All
I am encountering the following out-of-memory error during the reduce phase of a large job.
Map output copy failure : java.lang.OutOfMemoryError: Java heap space
at org.apache.hadoop.mapred.ReduceTask$ReduceCopier$MapOutputCopier.shuffleInMemory(ReduceTask.java:1669)
at org.apache.hadoop.mapred.ReduceTask$ReduceCopier$MapOutputCopier.getMapOutput(ReduceTask.java:1529)
at org.apache.hadoop.mapred.ReduceTask$ReduceCopier$MapOutputCopier.copyOutput(ReduceTask.java:1378)
at org.apache.hadoop.mapred.ReduceTask$ReduceCopier$MapOutputCopier.run(ReduceTask.java:1310)
I tried increasing the memory available using mapped.child.java.opts but that only helps a little. The reduce task eventually fails again. Here are some relevant job configuration details:
1. The input to the mappers is about 2.5 TB (LZO compressed). The mappers filter out a small percentage of the input ( less than 1%).
2. I am currently using 12 reducers and I can't increase this count by much to ensure availability of reduce slots for other users.

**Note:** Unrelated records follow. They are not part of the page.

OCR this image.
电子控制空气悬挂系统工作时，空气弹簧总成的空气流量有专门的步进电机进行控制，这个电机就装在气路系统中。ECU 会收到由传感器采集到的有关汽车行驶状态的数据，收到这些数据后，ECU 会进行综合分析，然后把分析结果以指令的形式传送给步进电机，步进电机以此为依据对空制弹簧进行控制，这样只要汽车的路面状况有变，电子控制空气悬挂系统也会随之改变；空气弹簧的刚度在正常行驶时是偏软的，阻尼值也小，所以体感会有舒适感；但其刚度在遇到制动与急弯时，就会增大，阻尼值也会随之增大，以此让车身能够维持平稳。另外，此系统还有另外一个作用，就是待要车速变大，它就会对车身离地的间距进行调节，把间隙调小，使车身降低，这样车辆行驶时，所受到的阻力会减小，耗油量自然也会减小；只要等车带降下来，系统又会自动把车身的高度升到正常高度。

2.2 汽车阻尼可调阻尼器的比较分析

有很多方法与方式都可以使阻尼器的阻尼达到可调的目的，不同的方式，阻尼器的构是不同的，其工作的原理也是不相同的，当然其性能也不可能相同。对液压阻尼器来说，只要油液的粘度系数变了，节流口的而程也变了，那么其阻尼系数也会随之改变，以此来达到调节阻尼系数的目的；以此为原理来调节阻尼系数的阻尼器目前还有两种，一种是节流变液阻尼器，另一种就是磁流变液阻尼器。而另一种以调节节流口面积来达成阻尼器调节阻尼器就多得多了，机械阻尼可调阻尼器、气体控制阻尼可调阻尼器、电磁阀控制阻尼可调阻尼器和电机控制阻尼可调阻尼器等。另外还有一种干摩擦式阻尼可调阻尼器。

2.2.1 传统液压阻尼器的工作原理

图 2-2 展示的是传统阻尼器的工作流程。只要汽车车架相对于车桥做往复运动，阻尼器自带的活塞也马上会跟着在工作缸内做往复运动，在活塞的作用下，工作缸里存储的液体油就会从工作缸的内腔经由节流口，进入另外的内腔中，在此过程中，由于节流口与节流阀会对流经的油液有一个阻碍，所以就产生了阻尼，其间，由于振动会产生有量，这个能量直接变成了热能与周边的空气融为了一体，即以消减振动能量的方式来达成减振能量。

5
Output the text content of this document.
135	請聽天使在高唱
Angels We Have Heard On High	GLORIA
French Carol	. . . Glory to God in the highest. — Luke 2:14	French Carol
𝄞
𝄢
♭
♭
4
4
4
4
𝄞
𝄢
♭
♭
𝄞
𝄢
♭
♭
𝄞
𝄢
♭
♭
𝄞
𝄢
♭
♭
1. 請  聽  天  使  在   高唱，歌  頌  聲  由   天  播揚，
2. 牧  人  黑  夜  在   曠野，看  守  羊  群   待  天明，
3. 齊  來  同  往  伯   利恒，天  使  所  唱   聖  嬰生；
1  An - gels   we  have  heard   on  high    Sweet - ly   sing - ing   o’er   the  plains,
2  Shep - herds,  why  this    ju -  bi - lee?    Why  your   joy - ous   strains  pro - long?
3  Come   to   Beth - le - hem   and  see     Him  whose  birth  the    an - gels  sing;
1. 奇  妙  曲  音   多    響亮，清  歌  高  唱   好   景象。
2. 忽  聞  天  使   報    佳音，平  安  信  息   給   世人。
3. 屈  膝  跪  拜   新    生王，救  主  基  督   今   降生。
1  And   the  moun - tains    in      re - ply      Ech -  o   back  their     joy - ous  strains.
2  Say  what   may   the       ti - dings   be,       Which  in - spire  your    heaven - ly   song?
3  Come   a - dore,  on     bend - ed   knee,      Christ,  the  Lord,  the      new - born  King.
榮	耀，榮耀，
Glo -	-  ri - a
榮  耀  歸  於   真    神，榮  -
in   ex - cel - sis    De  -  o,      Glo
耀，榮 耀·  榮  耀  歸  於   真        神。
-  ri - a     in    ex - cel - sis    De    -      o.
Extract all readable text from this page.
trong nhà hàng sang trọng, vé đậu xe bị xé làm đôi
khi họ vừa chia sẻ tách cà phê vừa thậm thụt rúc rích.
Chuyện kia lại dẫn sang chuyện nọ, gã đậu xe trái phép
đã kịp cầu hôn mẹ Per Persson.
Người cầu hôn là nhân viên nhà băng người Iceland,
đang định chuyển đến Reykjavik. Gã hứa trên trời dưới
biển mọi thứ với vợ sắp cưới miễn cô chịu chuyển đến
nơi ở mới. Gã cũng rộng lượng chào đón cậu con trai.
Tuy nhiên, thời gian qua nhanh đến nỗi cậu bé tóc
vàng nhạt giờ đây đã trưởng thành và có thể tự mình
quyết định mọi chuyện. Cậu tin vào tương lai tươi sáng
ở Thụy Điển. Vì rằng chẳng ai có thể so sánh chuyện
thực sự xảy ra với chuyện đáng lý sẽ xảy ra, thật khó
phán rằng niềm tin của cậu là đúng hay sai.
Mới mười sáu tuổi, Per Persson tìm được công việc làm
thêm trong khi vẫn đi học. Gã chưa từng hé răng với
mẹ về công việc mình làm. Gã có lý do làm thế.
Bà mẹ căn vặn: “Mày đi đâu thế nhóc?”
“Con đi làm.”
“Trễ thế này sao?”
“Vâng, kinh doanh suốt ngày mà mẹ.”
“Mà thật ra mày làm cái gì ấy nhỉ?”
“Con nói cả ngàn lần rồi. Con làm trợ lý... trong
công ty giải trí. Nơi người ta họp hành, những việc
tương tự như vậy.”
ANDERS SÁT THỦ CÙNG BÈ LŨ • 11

3. mapred.child.java.opts --> -Xms512M -Xmx1536M -XX:+UseSerialGC
4. mapred.job.shuffle.input.buffer.percent --> 0.70
5. mapred.job.shuffle.merge.percent --> 0.66
6. mapred.inmem.merge.threshold --> 1000
7. I have nearly 5000 mappers which are supposed to produce LZO compressed outputs. The logs seem to indicate that the map outputs range between 0.3G to 0.8GB.
Does anything here seem amiss? I'd appreciate any input of what settings to try. I can try different reduced values for the input buffer percent and the merge percent. Given that the job runs for about 7-8 hours before crashing, I would like to make some informed choices if possible.
Thanks.
~ Niranjan.